According to the present invention, even if a wide range of raw materials are used,
The electric furnace for steelmaking can now be operated efficiently. That is, by changing the supply rate of the oxygen-containing gas and the carbon-containing fuel over a wide range through the lance that is not immersed in the molten metal, even when a large amount of carbon-rich raw material is contained, or when all scrap is raw material, the electric furnace It has become possible to produce molten steel economically without reducing productivity.

[Brief description of drawings]

FIG. 1 is a side view showing a scrap melting step during operation of an electric furnace according to the present invention.

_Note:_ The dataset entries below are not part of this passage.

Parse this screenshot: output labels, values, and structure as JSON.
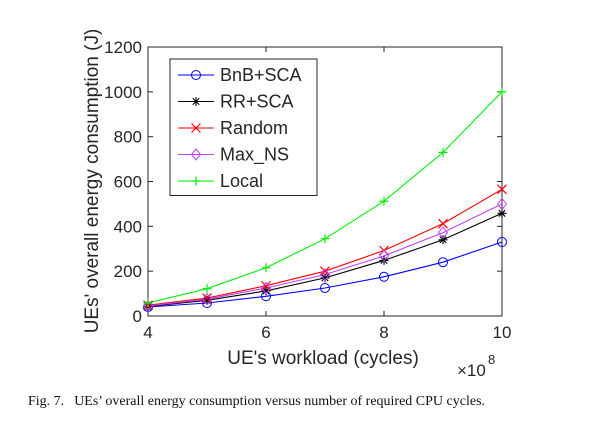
{
  "caption": {
    "label": "Fig. 7.",
    "text": "UEs’ overall energy consumption versus number of required CPU cycles."
  },
  "chart_data": {
    "type": "line",
    "xlabel": "UE's workload (cycles)",
    "ylabel": "UEs' overall energy consumption (J)",
    "x_multiplier": "×10",
    "x_multiplier_exp": "8",
    "xlim": [
      4,
      10
    ],
    "ylim": [
      0,
      1200
    ],
    "x_ticks": [
      4,
      6,
      8,
      10
    ],
    "y_ticks": [
      0,
      200,
      400,
      600,
      800,
      1000,
      1200
    ],
    "x": [
      4,
      5,
      6,
      7,
      8,
      9,
      10
    ],
    "grid": false,
    "legend_position": "top-left",
    "series": [
      {
        "name": "BnB+SCA",
        "color": "#0000ff",
        "marker": "circle",
        "values": [
          40,
          58,
          88,
          125,
          175,
          240,
          330
        ]
      },
      {
        "name": "RR+SCA",
        "color": "#000000",
        "marker": "star",
        "values": [
          43,
          70,
          112,
          170,
          248,
          340,
          458
        ]
      },
      {
        "name": "Random",
        "color": "#ff0000",
        "marker": "x",
        "values": [
          48,
          80,
          135,
          200,
          292,
          412,
          565
        ]
      },
      {
        "name": "Max_NS",
        "color": "#bf40ff",
        "marker": "diamond",
        "values": [
          45,
          75,
          125,
          185,
          268,
          372,
          500
        ]
      },
      {
        "name": "Local",
        "color": "#00ee00",
        "marker": "plus",
        "values": [
          58,
          122,
          215,
          345,
          512,
          730,
          1000
        ]
      }
    ]
  }
}
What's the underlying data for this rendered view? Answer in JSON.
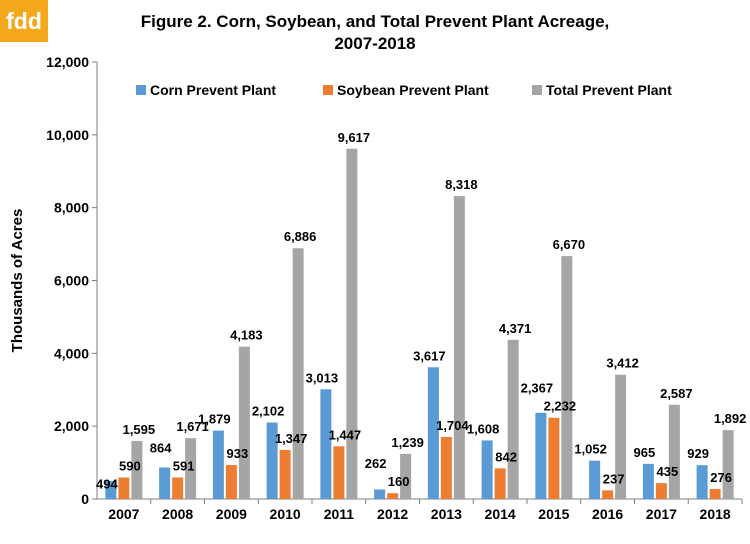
{
  "logo": {
    "text": "fdd",
    "color": "#f5a81c"
  },
  "chart_data": {
    "type": "bar",
    "title_line1": "Figure 2. Corn, Soybean, and Total Prevent Plant Acreage,",
    "title_line2": "2007-2018",
    "xlabel": "",
    "ylabel": "Thousands of Acres",
    "ylim": [
      0,
      12000
    ],
    "yticks": [
      "0",
      "2,000",
      "4,000",
      "6,000",
      "8,000",
      "10,000",
      "12,000"
    ],
    "grid": false,
    "legend_position": "top",
    "categories": [
      "2007",
      "2008",
      "2009",
      "2010",
      "2011",
      "2012",
      "2013",
      "2014",
      "2015",
      "2016",
      "2017",
      "2018"
    ],
    "series": [
      {
        "name": "Corn Prevent Plant",
        "color": "#5b9bd5",
        "values": [
          494,
          864,
          1879,
          2102,
          3013,
          262,
          3617,
          1608,
          2367,
          1052,
          965,
          929
        ],
        "labels": [
          "494",
          "864",
          "1,879",
          "2,102",
          "3,013",
          "262",
          "3,617",
          "1,608",
          "2,367",
          "1,052",
          "965",
          "929"
        ]
      },
      {
        "name": "Soybean Prevent Plant",
        "color": "#ed7d31",
        "values": [
          590,
          591,
          933,
          1347,
          1447,
          160,
          1704,
          842,
          2232,
          237,
          435,
          276
        ],
        "labels": [
          "590",
          "591",
          "933",
          "1,347",
          "1,447",
          "160",
          "1,704",
          "842",
          "2,232",
          "237",
          "435",
          "276"
        ]
      },
      {
        "name": "Total Prevent Plant",
        "color": "#a5a5a5",
        "values": [
          1595,
          1671,
          4183,
          6886,
          9617,
          1239,
          8318,
          4371,
          6670,
          3412,
          2587,
          1892
        ],
        "labels": [
          "1,595",
          "1,671",
          "4,183",
          "6,886",
          "9,617",
          "1,239",
          "8,318",
          "4,371",
          "6,670",
          "3,412",
          "2,587",
          "1,892"
        ]
      }
    ]
  }
}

FIG. 2 is a side view showing a decarburizing step during operation of the electric furnace according to the present invention.

[Explanation of symbols]

 1 Electric Furnace Body 2 Molten Metal 3 Upper Electrode 4 Liftable Lance 5 Lower Electrode 6 Scrap 7 Forming Slag 8 Slag Hole 9 Carbon-Containing Fuel + Oxygen-Containing Gas

 ─────────────────────────────────────────────────── ─── Continuation of the front page (72) Inventor Akira Nakato 1 Kawasaki-cho, Chuo-ku, Chiba City Kawasaki Steel Co., Ltd.Technology Research Division (72) Inventor Seiji Taguchi Kawasaki-cho, Chuo-ku, Chiba Kawasaki Steel Co., Ltd. Technical Research Division

Claims (2)

[Claims] 1. A lance capable of moving a carbon-containing fuel and an oxygen-containing gas up and down while energizing the electric furnace when charging scrap or scrap and molten pig iron in a molten state into an electric furnace for melting and refining. A method for operating an electric furnace for steelmaking, which comprises injecting the electric furnace into the electric furnace. 2. In the scrap remaining period, which is the first half of smelting and refining, the carbon-containing fuel and the oxidizing gas at a flow rate that does not reach its complete combustion are supplied to heat and melt the scrap and the molten metal. The slag is formed by the unburned carbon-containing fuel while being agitated, and during the decarburization period of the molten metal which is the latter half of the melting and refining, the carbon-containing fuel and the oxygen-containing gas in an amount equal to or more than the amount necessary for its complete combustion are supplied to obtain a predetermined component The method for operating an electric furnace for steelmaking according to claim 1, wherein impurities are removed to a composition concentration.